2016 may have been a rough year for many, but according to advisory services giant Deloitte, British business bosses are optimistic. An extensive survey has found that morale is currently at an 18-month high.
Go Britts: Business confidence in the UK rose to its highest level in more than a year, according to a Deloitte survey.— MrTopStep (@MrTopStep) December 29, 2016
A survey of 119 Chief Financial Officers (CFO) found that 27% said they were more optimistic about their businesses, compared with 22% who said they were less optimistic.
Deloitte says that this is down to robust economic growth and recovering fully from a slump that followed the Brexit vote.
Britain's economy has indeed fared much better than many economists and politicians predicted following the historic Brexit vote in June 2016.
"In the wake of the vote, in late June, optimism dropped to the lowest level since the global financial crisis," a Deloitte spokesperson said.

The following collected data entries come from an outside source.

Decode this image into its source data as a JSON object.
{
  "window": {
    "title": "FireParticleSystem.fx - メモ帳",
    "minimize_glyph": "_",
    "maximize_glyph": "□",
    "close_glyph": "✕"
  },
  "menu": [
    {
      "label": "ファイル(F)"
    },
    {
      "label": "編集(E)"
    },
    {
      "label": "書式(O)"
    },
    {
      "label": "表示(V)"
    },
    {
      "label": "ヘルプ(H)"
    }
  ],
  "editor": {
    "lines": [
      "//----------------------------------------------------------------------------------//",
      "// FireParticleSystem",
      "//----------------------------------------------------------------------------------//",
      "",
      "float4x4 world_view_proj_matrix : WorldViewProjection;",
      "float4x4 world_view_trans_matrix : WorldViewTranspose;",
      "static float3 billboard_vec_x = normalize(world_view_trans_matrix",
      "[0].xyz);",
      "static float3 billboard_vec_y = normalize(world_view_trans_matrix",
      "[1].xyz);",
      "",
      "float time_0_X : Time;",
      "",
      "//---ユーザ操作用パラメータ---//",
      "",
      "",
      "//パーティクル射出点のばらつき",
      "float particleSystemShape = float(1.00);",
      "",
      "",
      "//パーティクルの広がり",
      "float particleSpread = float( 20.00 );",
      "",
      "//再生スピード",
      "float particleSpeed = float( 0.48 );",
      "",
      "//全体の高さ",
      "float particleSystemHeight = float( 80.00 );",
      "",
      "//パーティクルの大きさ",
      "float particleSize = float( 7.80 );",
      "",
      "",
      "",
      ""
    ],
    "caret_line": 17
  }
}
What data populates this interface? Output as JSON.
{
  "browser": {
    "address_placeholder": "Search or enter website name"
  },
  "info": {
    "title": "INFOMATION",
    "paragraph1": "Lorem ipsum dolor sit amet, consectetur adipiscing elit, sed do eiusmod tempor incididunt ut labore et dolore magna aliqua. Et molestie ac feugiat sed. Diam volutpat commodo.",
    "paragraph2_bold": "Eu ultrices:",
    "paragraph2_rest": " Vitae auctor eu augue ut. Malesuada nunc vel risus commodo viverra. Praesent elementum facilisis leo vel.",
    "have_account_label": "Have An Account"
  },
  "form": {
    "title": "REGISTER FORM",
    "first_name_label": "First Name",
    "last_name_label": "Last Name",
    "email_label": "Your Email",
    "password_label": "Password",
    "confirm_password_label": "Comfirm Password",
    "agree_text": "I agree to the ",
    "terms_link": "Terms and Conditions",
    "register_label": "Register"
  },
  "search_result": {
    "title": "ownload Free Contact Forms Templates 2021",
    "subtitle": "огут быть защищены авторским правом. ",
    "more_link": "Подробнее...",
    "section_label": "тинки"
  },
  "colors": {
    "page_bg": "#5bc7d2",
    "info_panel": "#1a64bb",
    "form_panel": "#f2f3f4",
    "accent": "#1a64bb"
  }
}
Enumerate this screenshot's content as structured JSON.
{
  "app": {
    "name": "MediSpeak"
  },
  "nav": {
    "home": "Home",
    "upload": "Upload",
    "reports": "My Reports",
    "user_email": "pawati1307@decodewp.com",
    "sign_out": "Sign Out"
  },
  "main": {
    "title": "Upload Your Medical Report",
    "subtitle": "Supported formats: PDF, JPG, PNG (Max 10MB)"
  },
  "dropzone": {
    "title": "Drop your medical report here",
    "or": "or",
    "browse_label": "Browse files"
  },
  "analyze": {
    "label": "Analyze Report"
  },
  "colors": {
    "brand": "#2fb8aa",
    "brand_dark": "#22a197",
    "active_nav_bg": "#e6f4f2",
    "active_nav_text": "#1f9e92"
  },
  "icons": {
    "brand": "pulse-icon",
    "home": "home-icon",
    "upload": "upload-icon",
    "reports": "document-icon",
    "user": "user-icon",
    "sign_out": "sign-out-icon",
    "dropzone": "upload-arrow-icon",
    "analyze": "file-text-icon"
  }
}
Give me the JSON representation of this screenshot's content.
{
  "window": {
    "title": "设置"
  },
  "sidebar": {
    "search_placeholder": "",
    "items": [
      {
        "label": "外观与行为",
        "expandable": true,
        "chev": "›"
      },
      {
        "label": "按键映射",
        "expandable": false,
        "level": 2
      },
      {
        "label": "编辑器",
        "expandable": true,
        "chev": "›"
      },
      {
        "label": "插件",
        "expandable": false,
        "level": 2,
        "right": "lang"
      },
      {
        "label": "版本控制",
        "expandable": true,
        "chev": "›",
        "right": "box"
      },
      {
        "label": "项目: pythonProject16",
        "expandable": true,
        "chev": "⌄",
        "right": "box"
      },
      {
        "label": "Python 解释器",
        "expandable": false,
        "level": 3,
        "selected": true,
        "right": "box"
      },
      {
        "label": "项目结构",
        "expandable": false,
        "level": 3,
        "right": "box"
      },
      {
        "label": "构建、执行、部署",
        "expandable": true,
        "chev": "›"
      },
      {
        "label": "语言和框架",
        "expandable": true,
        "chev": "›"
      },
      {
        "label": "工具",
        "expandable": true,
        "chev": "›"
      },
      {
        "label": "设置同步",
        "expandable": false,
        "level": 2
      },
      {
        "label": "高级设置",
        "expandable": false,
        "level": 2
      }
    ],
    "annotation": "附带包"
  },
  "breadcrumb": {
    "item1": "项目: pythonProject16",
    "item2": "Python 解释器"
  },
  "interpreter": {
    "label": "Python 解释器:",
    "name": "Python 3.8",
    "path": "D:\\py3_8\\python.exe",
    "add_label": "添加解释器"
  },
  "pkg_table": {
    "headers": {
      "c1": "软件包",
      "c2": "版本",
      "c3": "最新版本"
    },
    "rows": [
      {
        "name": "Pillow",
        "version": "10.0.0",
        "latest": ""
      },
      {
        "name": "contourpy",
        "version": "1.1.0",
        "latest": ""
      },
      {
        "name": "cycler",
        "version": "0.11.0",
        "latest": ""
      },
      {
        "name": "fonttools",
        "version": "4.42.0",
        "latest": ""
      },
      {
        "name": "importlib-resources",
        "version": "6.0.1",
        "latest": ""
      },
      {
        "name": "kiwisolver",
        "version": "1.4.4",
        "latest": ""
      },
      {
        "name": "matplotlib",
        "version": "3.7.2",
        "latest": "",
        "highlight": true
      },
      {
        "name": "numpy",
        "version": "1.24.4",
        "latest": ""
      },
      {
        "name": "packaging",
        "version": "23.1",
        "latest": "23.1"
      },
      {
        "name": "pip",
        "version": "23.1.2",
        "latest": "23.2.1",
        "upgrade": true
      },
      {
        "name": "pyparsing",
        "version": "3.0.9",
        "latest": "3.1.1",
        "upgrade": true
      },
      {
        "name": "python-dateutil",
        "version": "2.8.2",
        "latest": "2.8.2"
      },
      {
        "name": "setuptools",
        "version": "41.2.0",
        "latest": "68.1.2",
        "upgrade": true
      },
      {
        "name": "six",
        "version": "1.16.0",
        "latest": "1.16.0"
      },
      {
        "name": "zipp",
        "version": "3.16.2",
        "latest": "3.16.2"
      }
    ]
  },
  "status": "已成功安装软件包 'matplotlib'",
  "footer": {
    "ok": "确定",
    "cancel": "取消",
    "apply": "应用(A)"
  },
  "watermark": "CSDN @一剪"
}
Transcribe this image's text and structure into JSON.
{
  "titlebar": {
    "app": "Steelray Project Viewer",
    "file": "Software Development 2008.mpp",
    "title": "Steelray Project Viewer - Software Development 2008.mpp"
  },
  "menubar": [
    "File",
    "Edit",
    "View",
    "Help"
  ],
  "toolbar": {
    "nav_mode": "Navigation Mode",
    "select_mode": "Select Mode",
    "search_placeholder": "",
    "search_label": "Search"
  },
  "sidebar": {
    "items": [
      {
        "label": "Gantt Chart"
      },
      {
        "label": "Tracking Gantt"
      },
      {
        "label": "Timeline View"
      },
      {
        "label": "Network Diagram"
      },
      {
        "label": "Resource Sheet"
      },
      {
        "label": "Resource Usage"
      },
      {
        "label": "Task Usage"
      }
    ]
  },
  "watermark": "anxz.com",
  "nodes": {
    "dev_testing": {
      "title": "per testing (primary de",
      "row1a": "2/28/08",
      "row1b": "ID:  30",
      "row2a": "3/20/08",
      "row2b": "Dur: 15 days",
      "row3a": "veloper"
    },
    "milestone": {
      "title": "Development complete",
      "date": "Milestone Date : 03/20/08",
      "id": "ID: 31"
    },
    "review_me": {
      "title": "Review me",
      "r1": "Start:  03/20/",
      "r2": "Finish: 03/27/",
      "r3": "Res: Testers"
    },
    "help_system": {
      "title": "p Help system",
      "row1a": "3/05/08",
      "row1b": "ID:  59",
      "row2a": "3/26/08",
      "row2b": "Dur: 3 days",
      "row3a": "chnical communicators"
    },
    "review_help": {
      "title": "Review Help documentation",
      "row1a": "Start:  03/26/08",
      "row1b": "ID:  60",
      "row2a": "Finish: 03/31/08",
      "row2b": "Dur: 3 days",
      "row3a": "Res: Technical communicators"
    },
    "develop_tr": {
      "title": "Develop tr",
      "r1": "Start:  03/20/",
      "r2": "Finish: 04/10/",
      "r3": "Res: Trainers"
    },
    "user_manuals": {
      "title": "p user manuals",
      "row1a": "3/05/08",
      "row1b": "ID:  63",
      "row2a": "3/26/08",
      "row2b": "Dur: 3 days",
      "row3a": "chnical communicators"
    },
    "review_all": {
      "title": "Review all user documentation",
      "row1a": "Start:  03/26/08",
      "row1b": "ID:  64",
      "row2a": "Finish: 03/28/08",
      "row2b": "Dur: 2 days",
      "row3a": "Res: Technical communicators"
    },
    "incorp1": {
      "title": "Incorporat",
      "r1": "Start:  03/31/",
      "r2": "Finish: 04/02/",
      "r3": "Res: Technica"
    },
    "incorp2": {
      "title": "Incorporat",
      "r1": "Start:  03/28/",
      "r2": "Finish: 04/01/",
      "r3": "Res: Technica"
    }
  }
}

"CFOs battened down the hatches, pulling back on investment and spending. Since then the UK has proved more resilient than expected and talk of the UK falling into recession has abated."
The subsequent slump in sterling has resulted in strong consumer spending from Brits and tourists from abroad.
#AWfullyBritishExcuses "The value of the pound is always changing. It doesn't mean anything that it drops whenever Brexit is mentioned."— Richie Litherland (@RICHERlandTV) December 18, 2016
Services companies are also continuing to perform well.
However, with a new year in sight, the political uncertainties over what path the UK is on, in terms of it's impending exit from the EU, are causing wariness.
Deloitte found that one of the top priorities for many UK businesses is cutting costs, to try and prepare for any serious shocks that lie ahead. One such shock could be that the UK is not able to retain access to the EU's single market. British Prime Minister Theresa May has still not yet indicated whether she intends to fight for the UK to continue to have access.
The positive appraisal of the UK is a marked change in tune from Deloitte, considering the political fracas they caused in November 2016.
An in-house two-page memo on Brexit was leaked to the press criticizing the UK government's Brexit planning and financial outlook.
It claimed that the 500 Brexit-related projects various government departments are working on are "beyond the capacity and capability" of government, advising the prime minister to hire an extra 30,000 staff or consultants.
Downing St issued a swift reprimand accusing the company of "touting for business", and implied that their memo was not "leaked", but "published" for financial gain.
Deloitte has since apologized for the fall-out and has withdrawn from making any government contract bids for six months.